Thursday, December 19, 2013

Drive to Phoenix - Biogeography of the Midwest to Southwest

Driving across the Midwest, I am always impressed with the extent of the grasslands and really enjoy the beauty of the southwest as we get into New Mexico and Arizona. We had been driving through grassland for a long time and then start to get into hills with pinyon-juniper woodlands.
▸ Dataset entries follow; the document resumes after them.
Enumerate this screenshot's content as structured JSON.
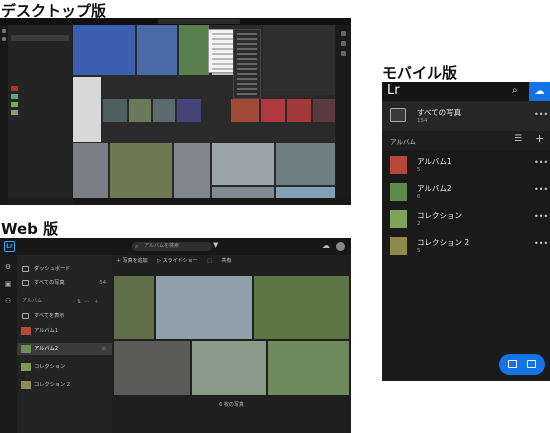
{
  "sections": {
    "desktop_title": "デスクトップ版",
    "mobile_title": "モバイル版",
    "web_title": "Web 版"
  },
  "web": {
    "logo": "Lr",
    "search_placeholder": "アルバムを検索",
    "sidebar": {
      "dashboard": "ダッシュボード",
      "all_photos": "すべての写真",
      "all_photos_count": "54",
      "albums_header": "アルバム",
      "show_all": "すべてを表示",
      "items": [
        {
          "label": "アルバム1"
        },
        {
          "label": "アルバム2"
        },
        {
          "label": "コレクション"
        },
        {
          "label": "コレクション 2"
        }
      ]
    },
    "toolbar": {
      "add_photos": "＋ 写真を追加",
      "slideshow": "▷ スライドショー",
      "share": "共有"
    },
    "photo_count": "6 枚の写真"
  },
  "mobile": {
    "app_title": "Lr",
    "all_photos": "すべての写真",
    "all_photos_count": "154",
    "albums_header": "アルバム",
    "items": [
      {
        "label": "アルバム1",
        "count": "5"
      },
      {
        "label": "アルバム2",
        "count": "6"
      },
      {
        "label": "コレクション",
        "count": "2"
      },
      {
        "label": "コレクション 2",
        "count": "5"
      }
    ]
  },
  "colors": {
    "accent": "#1473e6",
    "lr_blue": "#31a8ff"
  }
}
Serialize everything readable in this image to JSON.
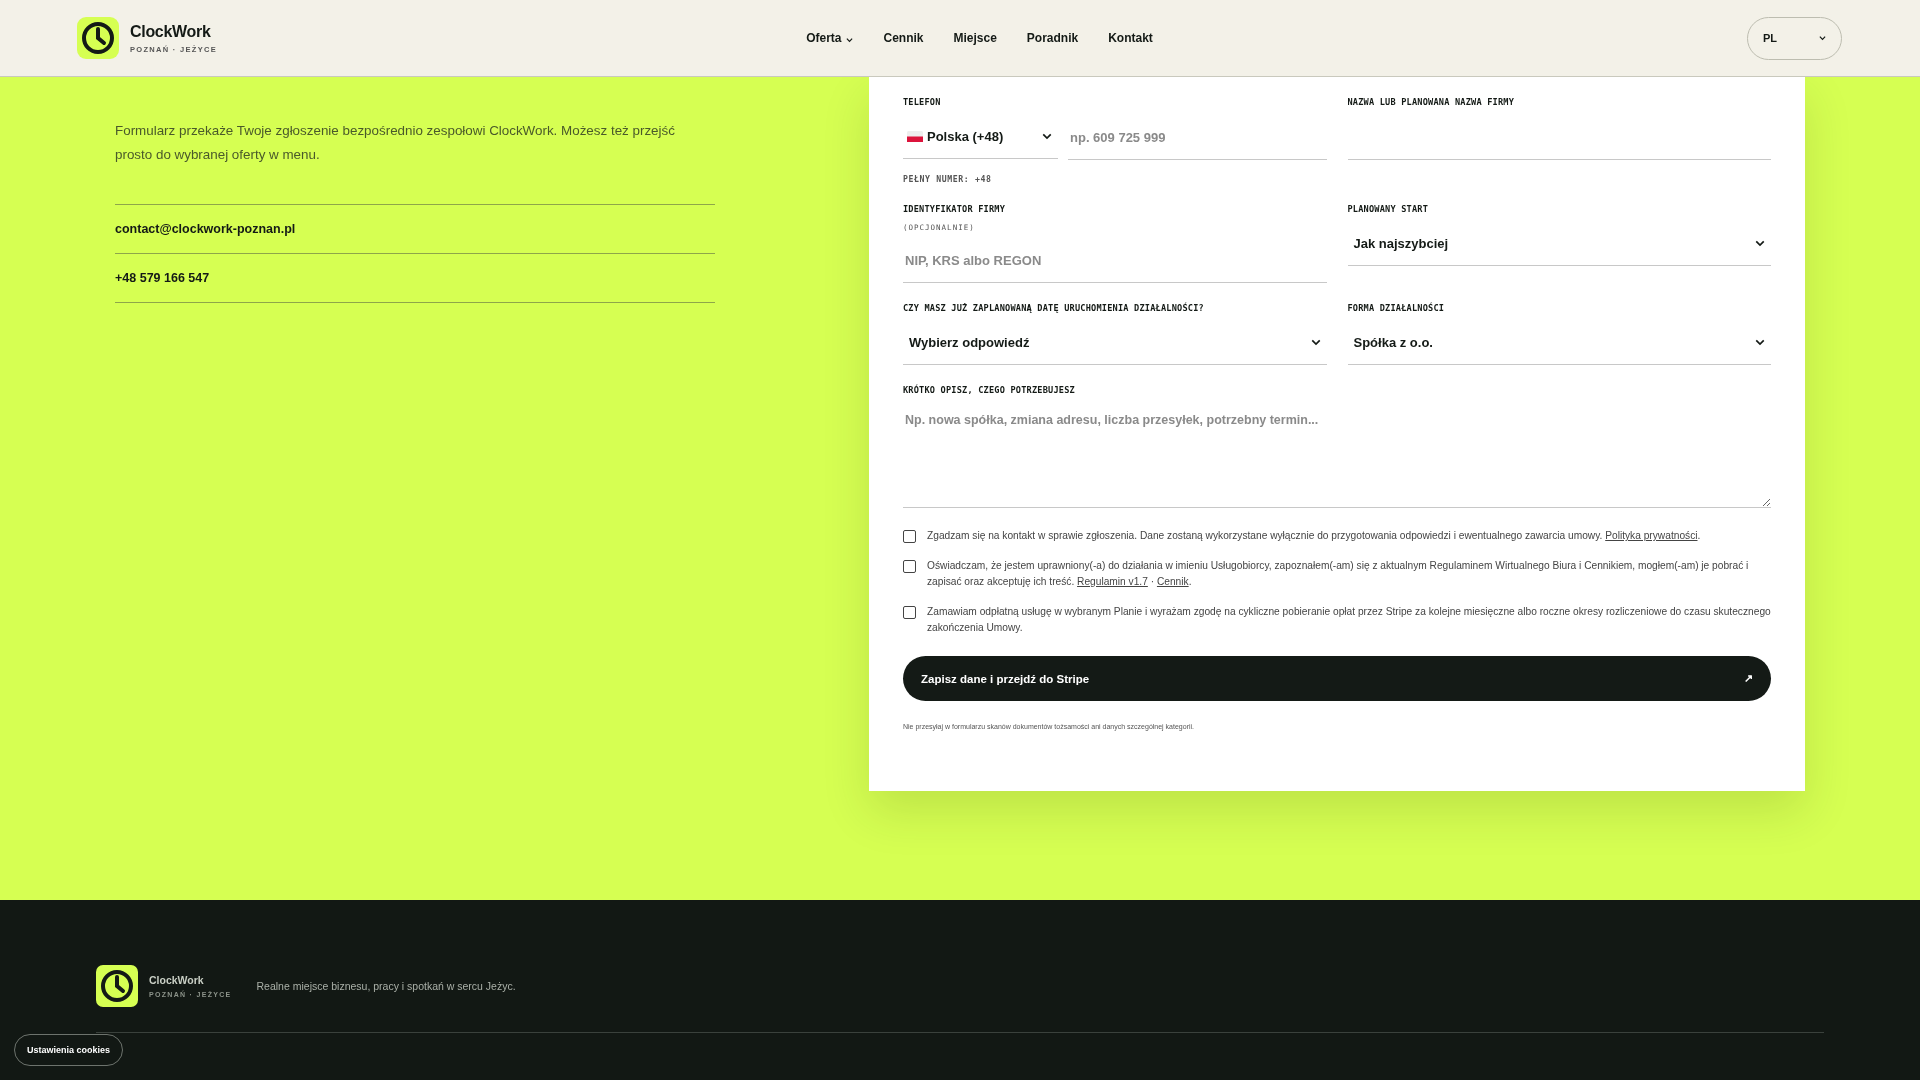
{
  "header": {
    "brand": {
      "name": "ClockWork",
      "subtitle": "POZNAŃ · JEŻYCE"
    },
    "nav": [
      {
        "label": "Oferta",
        "kind": "menu"
      },
      {
        "label": "Cennik",
        "kind": "link"
      },
      {
        "label": "Miejsce",
        "kind": "link"
      },
      {
        "label": "Poradnik",
        "kind": "link"
      },
      {
        "label": "Kontakt",
        "kind": "link"
      }
    ],
    "language": {
      "value": "PL"
    }
  },
  "intro": {
    "paragraph": "Formularz przekaże Twoje zgłoszenie bezpośrednio zespołowi ClockWork. Możesz też przejść prosto do wybranej oferty w menu.",
    "contacts": [
      "contact@clockwork-poznan.pl",
      "+48 579 166 547"
    ]
  },
  "form": {
    "fields": [
      {
        "kind": "phone",
        "label": "TELEFON",
        "country": "Polska (+48)",
        "placeholder": "np. 609 725 999",
        "hint": "PEŁNY NUMER: +48"
      },
      {
        "kind": "text",
        "label": "NAZWA LUB PLANOWANA NAZWA FIRMY"
      },
      {
        "kind": "text",
        "label": "IDENTYFIKATOR FIRMY",
        "note": "(OPCJONALNIE)",
        "placeholder": "NIP, KRS albo REGON"
      },
      {
        "kind": "select",
        "label": "PLANOWANY START",
        "value": "Jak najszybciej"
      },
      {
        "kind": "select",
        "label": "CZY MASZ JUŻ ZAPLANOWANĄ DATĘ URUCHOMIENIA DZIAŁALNOŚCI?",
        "value": "Wybierz odpowiedź"
      },
      {
        "kind": "select",
        "label": "FORMA DZIAŁALNOŚCI",
        "value": "Spółka z o.o."
      },
      {
        "kind": "textarea",
        "label": "KRÓTKO OPISZ, CZEGO POTRZEBUJESZ",
        "placeholder": "Np. nowa spółka, zmiana adresu, liczba przesyłek, potrzebny termin..."
      }
    ],
    "consents": [
      {
        "checked": false,
        "parts": [
          {
            "kind": "plain",
            "text": "Zgadzam się na kontakt w sprawie zgłoszenia. Dane zostaną wykorzystane wyłącznie do przygotowania odpowiedzi i ewentualnego zawarcia umowy. "
          },
          {
            "kind": "link",
            "text": "Polityka prywatności"
          },
          {
            "kind": "plain",
            "text": "."
          }
        ]
      },
      {
        "checked": false,
        "parts": [
          {
            "kind": "plain",
            "text": "Oświadczam, że jestem uprawniony(-a) do działania w imieniu Usługobiorcy, zapoznałem(-am) się z aktualnym Regulaminem Wirtualnego Biura i Cennikiem, mogłem(-am) je pobrać i zapisać oraz akceptuję ich treść. "
          },
          {
            "kind": "link",
            "text": "Regulamin v1.7"
          },
          {
            "kind": "plain",
            "text": " · "
          },
          {
            "kind": "link",
            "text": "Cennik"
          },
          {
            "kind": "plain",
            "text": "."
          }
        ]
      },
      {
        "checked": false,
        "parts": [
          {
            "kind": "plain",
            "text": "Zamawiam odpłatną usługę w wybranym Planie i wyrażam zgodę na cykliczne pobieranie opłat przez Stripe za kolejne miesięczne albo roczne okresy rozliczeniowe do czasu skutecznego zakończenia Umowy."
          }
        ]
      }
    ],
    "submit": {
      "label": "Zapisz dane i przejdź do Stripe",
      "arrow": "↗"
    },
    "note": "Nie przesyłaj w formularzu skanów dokumentów tożsamości ani danych szczególnej kategorii."
  },
  "footer": {
    "brand": {
      "name": "ClockWork",
      "subtitle": "POZNAŃ · JEŻYCE"
    },
    "tagline": "Realne miejsce biznesu, pracy i spotkań w sercu Jeżyc.",
    "cookie_button": "Ustawienia cookies"
  }
}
We crossed through historical tallgrass prairie, shortgrass prairie, and then into the arid southwest with high plains area and then finally dropped down into the Sonoran desert with its iconic Saguaro cacti. Much of these changes is controlled by the moisture gradient across the west due to the rain shadow from the Rocky Mountains (Brady, N.C and Weil, R.R. 2008. The Nature and Properties of Soil. Fourteenth Edition.  Pearson Education).
 
This gradient also controls the soil orders across the US.  We started our drive across Illinois seeing dark black soils that are Mollisols.  As we drove across Texas we saw deep red soils from the B horizon that likely had a lot of iron (Brady, N.C and Weil, R.R. 2008. The Nature and Properties of Soil. Fourteenth Edition.  Pearson Education).



The San Francisco Peaks (above Flagstaff Arizona) are 12, 633 foot tall peaks on the Colorado Plateau that are an old stratovolcano.  Around the base of the mountains is a Ponderosa pine forest and then it grades up to a spruce-fir forest at the top of the mountain.